DEXA scans were performed at baseline and at 48 weeks in 78 patients who continued with the initial allocated regimen, showing a greater fat loss in d4T vs ABC arm: overall (-1152 g vs +1749 g, p = 0.015), in arms (-177 g vs +136 g, p = 0.013) and in legs (-1,234 g vs +519 g, p <0.001).
 
Fasting total cholesterol and triglycerides levels significantly increased in both arms (p <0.001).
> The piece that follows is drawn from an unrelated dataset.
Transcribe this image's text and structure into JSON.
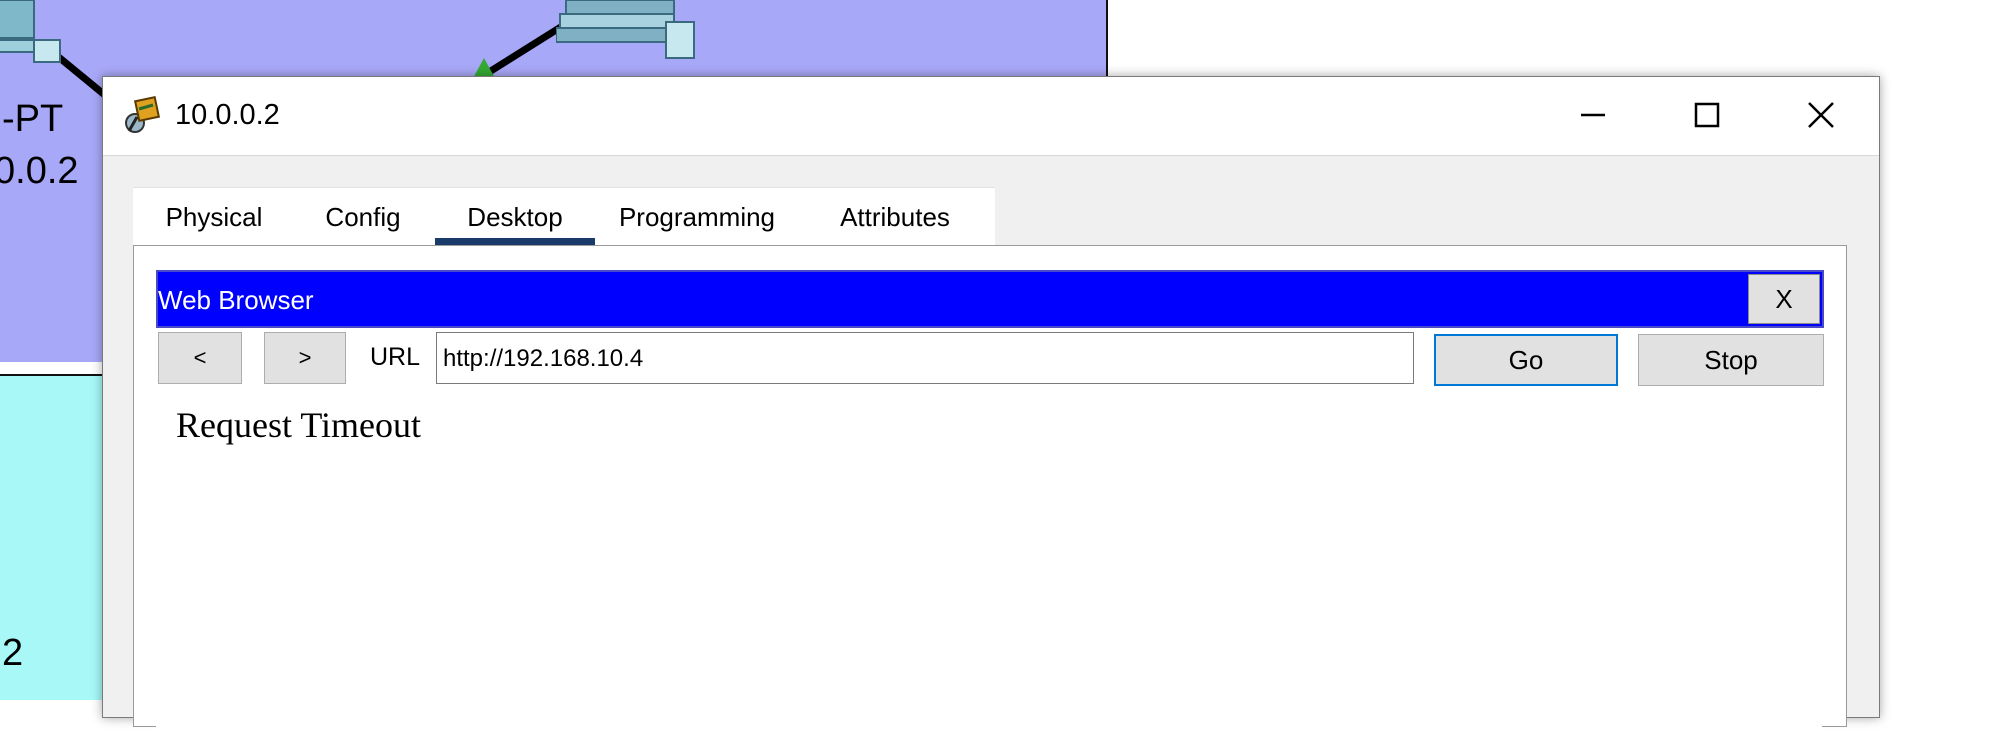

Blood lactate levels significantly increased in d4T patients (p <0.001 from baseline, and p = 0.039 comparing with ABC). mtDNA/nDNA results in a subgroup of patients are pending.
 
Discontinued initial regimen: 19.7% d4T, 26.1% ABC. Switch due to toxicity: 8.2%* for d4T, 15.7% for ABC**.*1 patient was lost and 1 died after switching due to toxicity. **3 patients were lost and 1died after switching due to toxicity.
 
No differences were found in viral load <50 copies/mL by ITT (63.9% and 64.3%) and by OT (80.4% and 87.1%). Mean CD4 count increase was similar with a gain of more than 200 cells/uL in both arms.
 
After 48 weeks, d4T showed a higher rate of lipoatrophy than ABC, both combined with 3TC/EFV. No differences in virological and immunological responses were found. An expected greater decrease in TC:HDL and LDL:HDL was observed in ABC arm.